Anyone run into a problem with calls to CFINDEX after having applied HotFix 21? I'm getting the following stack after the hotfix (looks like during the indexing of a Word or Excel file):
at org.apache.poi.xwpf.usermodel.XWPFRun.text(XWPFRun.java:1001) at org.apache.poi.xwpf.usermodel.XWPFRun.toString(XWPFRun.java:971) at org.apache.poi.xwpf.usermodel.XWPFParagraph.getText(XWPFParagraph.java:215) at org.apache.poi.xwpf.usermodel.XWPFTable.<init>(XWPFTable.java:117) at org.apache.poi.xwpf.usermodel.XWPFDocument.onDocumentRead(XWPFDocument.java:152) at org.apache.poi.POIXMLDocument.load(POIXMLDocument.java:166) at org.apache.poi.xwpf.usermodel.XWPFDocument.<init>(XWPFDocument.java:118) at org.apache.poi.xwpf.extractor.XWPFWordExtractor.<init>(XWPFWordExtractor.java:59) at coldfusion.tagext.search.MSDocument.readDocx(MSDocument.java:164) at coldfusion.tagext.search.SolrUtils.getSolrDocument(SolrUtils.java:734) at coldfusion.tagext.search.SolrUtils.addDocument(SolrUtils.java:1349) at coldfusion.tagext.search.IndexTag.doUpdate(IndexTag.java:675) at ............

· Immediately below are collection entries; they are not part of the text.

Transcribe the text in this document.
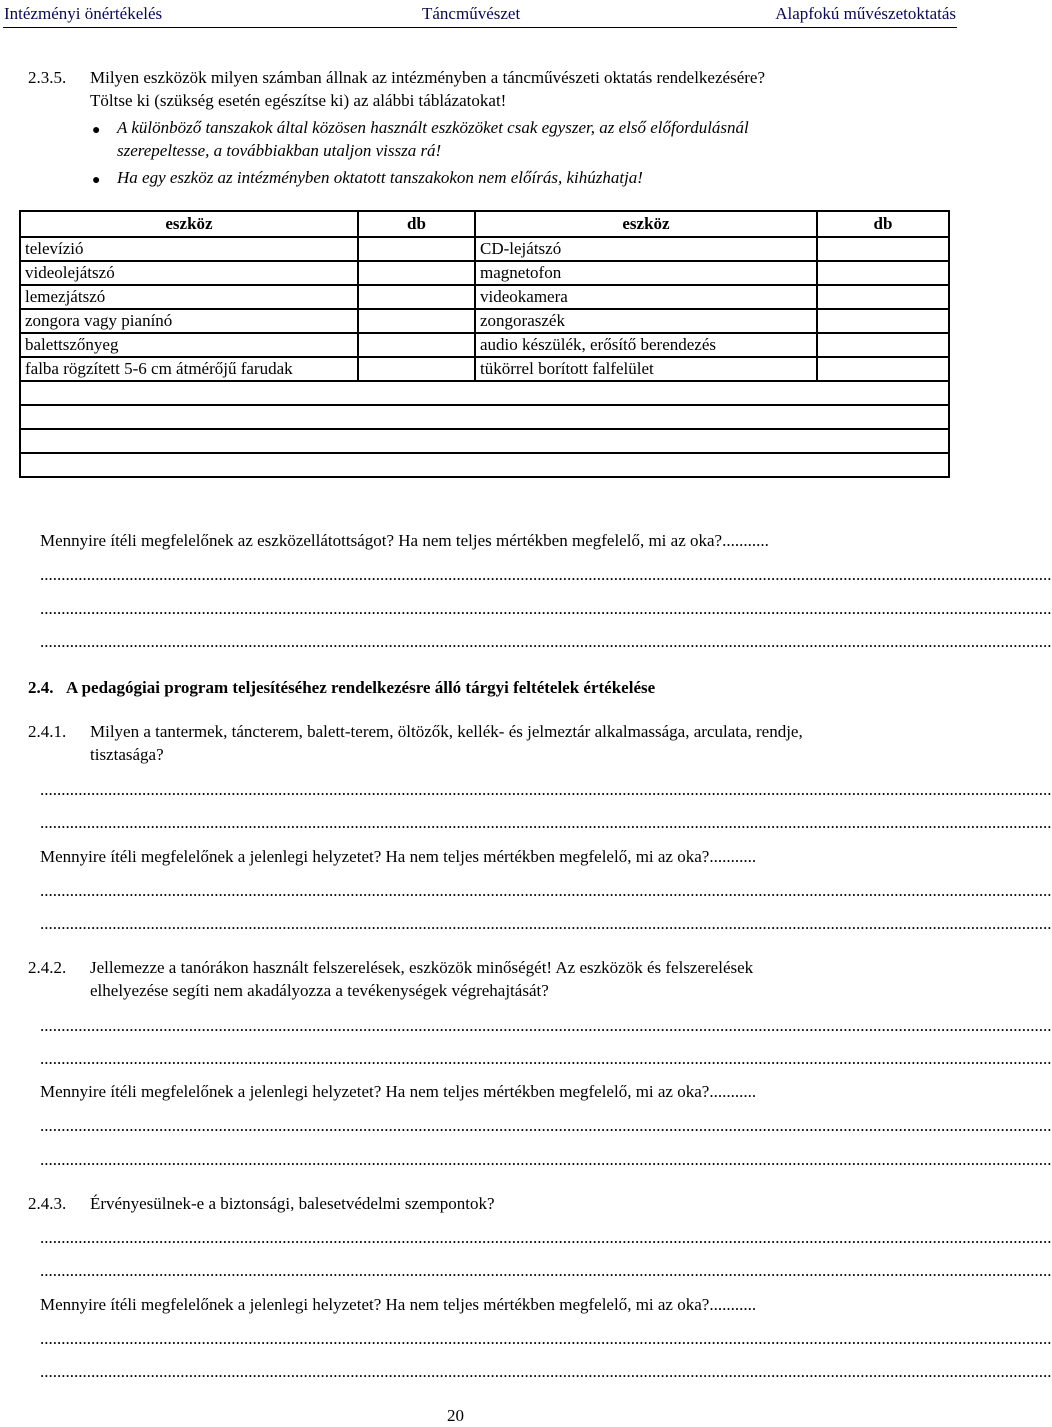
Intézményi önértékelés	Táncművészet	Alapfokú művészetoktatás
2.3.5. Milyen eszközök milyen számban állnak az intézményben a táncművészeti oktatás rendelkezésére?
Töltse ki (szükség esetén egészítse ki) az alábbi táblázatokat!
● A különböző tanszakok által közösen használt eszközöket csak egyszer, az első előfordulásnál
szerepeltesse, a továbbiakban utaljon vissza rá!
● Ha egy eszköz az intézményben oktatott tanszakokon nem előírás, kihúzhatja!
eszköz	db	eszköz	db
televízió		CD-lejátszó	
videolejátszó		magnetofon	
lemezjátszó		videokamera	
zongora vagy pianínó		zongoraszék	
balettszőnyeg		audio készülék, erősítő berendezés	
falba rögzített 5-6 cm átmérőjű farudak		tükörrel borított falfelület	

Mennyire ítéli megfelelőnek az eszközellátottságot? Ha nem teljes mértékben megfelelő, mi az oka?...........
..............................................................................................................................................................................................................................................
..............................................................................................................................................................................................................................................
..............................................................................................................................................................................................................................................
2.4. A pedagógiai program teljesítéséhez rendelkezésre álló tárgyi feltételek értékelése
2.4.1. Milyen a tantermek, táncterem, balett-terem, öltözők, kellék- és jelmeztár alkalmassága, arculata, rendje,
tisztasága?
..............................................................................................................................................................................................................................................
..............................................................................................................................................................................................................................................
Mennyire ítéli megfelelőnek a jelenlegi helyzetet? Ha nem teljes mértékben megfelelő, mi az oka?...........
..............................................................................................................................................................................................................................................
..............................................................................................................................................................................................................................................
2.4.2. Jellemezze a tanórákon használt felszerelések, eszközök minőségét! Az eszközök és felszerelések
elhelyezése segíti nem akadályozza a tevékenységek végrehajtását?
..............................................................................................................................................................................................................................................
..............................................................................................................................................................................................................................................
Mennyire ítéli megfelelőnek a jelenlegi helyzetet? Ha nem teljes mértékben megfelelő, mi az oka?...........
..............................................................................................................................................................................................................................................
..............................................................................................................................................................................................................................................
2.4.3. Érvényesülnek-e a biztonsági, balesetvédelmi szempontok?
..............................................................................................................................................................................................................................................
..............................................................................................................................................................................................................................................
Mennyire ítéli megfelelőnek a jelenlegi helyzetet? Ha nem teljes mértékben megfelelő, mi az oka?...........
..............................................................................................................................................................................................................................................
..............................................................................................................................................................................................................................................
20
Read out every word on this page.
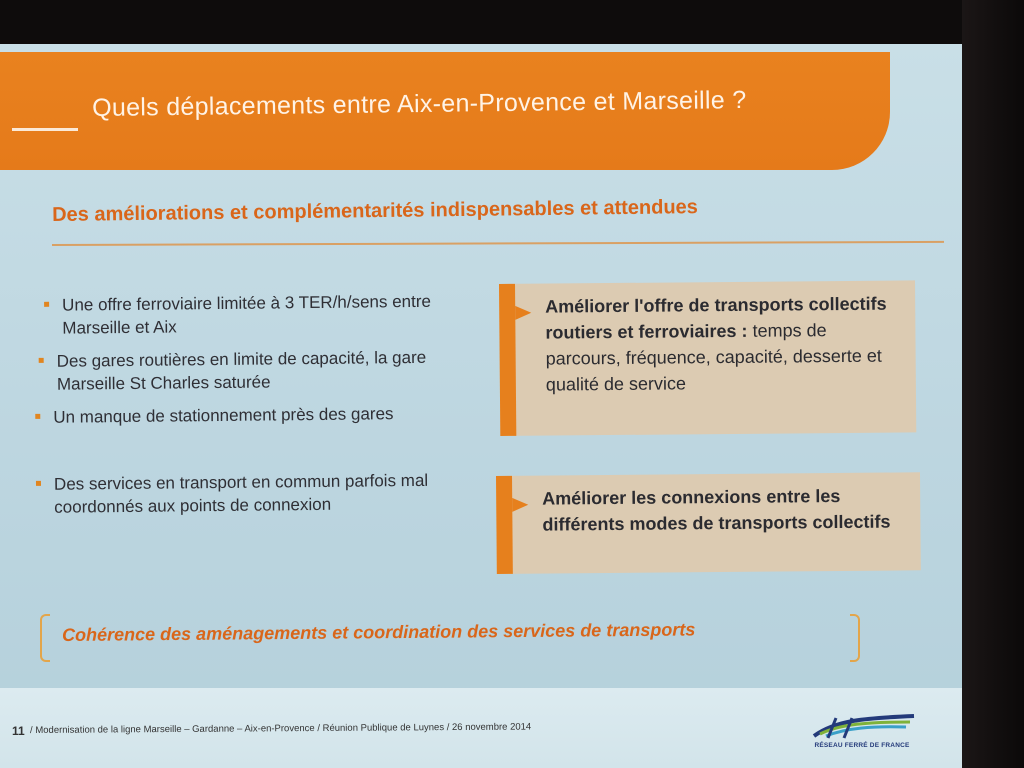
Quels déplacements entre Aix-en-Provence et Marseille ?
Des améliorations et complémentarités indispensables et attendues
Une offre ferroviaire limitée à 3 TER/h/sens entre Marseille et Aix
Des gares routières en limite de capacité, la gare Marseille St Charles saturée
Un manque de stationnement près des gares
Des services en transport en commun parfois mal coordonnés aux points de connexion
Améliorer l'offre de transports collectifs routiers et ferroviaires : temps de parcours, fréquence, capacité, desserte et qualité de service
Améliorer les connexions entre les différents modes de transports collectifs
Cohérence des aménagements et coordination des services de transports
11 / Modernisation de la ligne Marseille – Gardanne – Aix-en-Provence / Réunion Publique de Luynes / 26 novembre 2014
RÉSEAU FERRÉ DE FRANCE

CFTRY/CFCATCH/CFDUMP should be a little more precise in providing error information.
I tried cfindex wth update 21 and it works well, can you create a new collection and try it.
Here's the code that is triggering the Site-Wide Error:
<CFINDEX ACTION = "UPDATE"
AUTOCOMMIT = "false"
COLLECTION = "#Variables.Collection[idx].CollectionName#"
EXTENSIONS = ".*"
CUSTOM1 = ""
CUSTOM2 = ""
CUSTOM3 = "#Variables.Collection[idx].FilesBaseDirRel#"
KEY = "#Variables.Collection[idx].FilesBaseDirAbs#"
LANGUAGE = "ENGLISH"
TYPE = "PATH"
URLPATH = "#Variables.Collection[idx].FilesBaseDirRel#">
Message - #cfcatch.message#
Type - #CFCATCH.TYPE#
Tag Content - <cfdump var="#cfcatch.tagcontext#">
Fairly straight forward, simply indexes all files in a certain directory. This directory is comprised of html, Word, Excel, PowerPoint and PDF documents. I backed out HotFix 21, returned to HotFix 20, and all works fine, so I'm fairly certain the problem is in HotFix 21.
Try Catch does not work, nor is this error being logged into the Application Log nor the Exception Log.
So the best I could do is put
in the Site-Wide Error handler.
Which gives me the error in the attached JPG.
IF the error is caused by the CFINDEX, and the CFTRY/CFCATCH isn't triggering, it's because your site-wide error handler in application.cfc is catching the error before your CFTRY. Comment out the site-wide error handler, and instead of CFOUTPUTing the cfcatch.message, just CFDUMP var="#cfcatch#" to get everything.
BTW, I am also DoD.
What is at line 255 of fullIndex.cfm? Is that the CFINDEX tag? It looks like some kind of parsing error. Could there be something in an Excel or Word document that might cause the parser to flip out?
Line 255 is
URLPATH = "#Variables.Collection[idx].FilesBaseDirRel#">
This is the end of the CFINDEX tag.
It is my theory that it is something in an Excel, Word, PowerPoint or PDF file that's triggering the error. But notice that I said all is fine (CFINDEX works) if I go back to HotFix 20 vice 21. So the problem is not one of the files, it's the HotFix.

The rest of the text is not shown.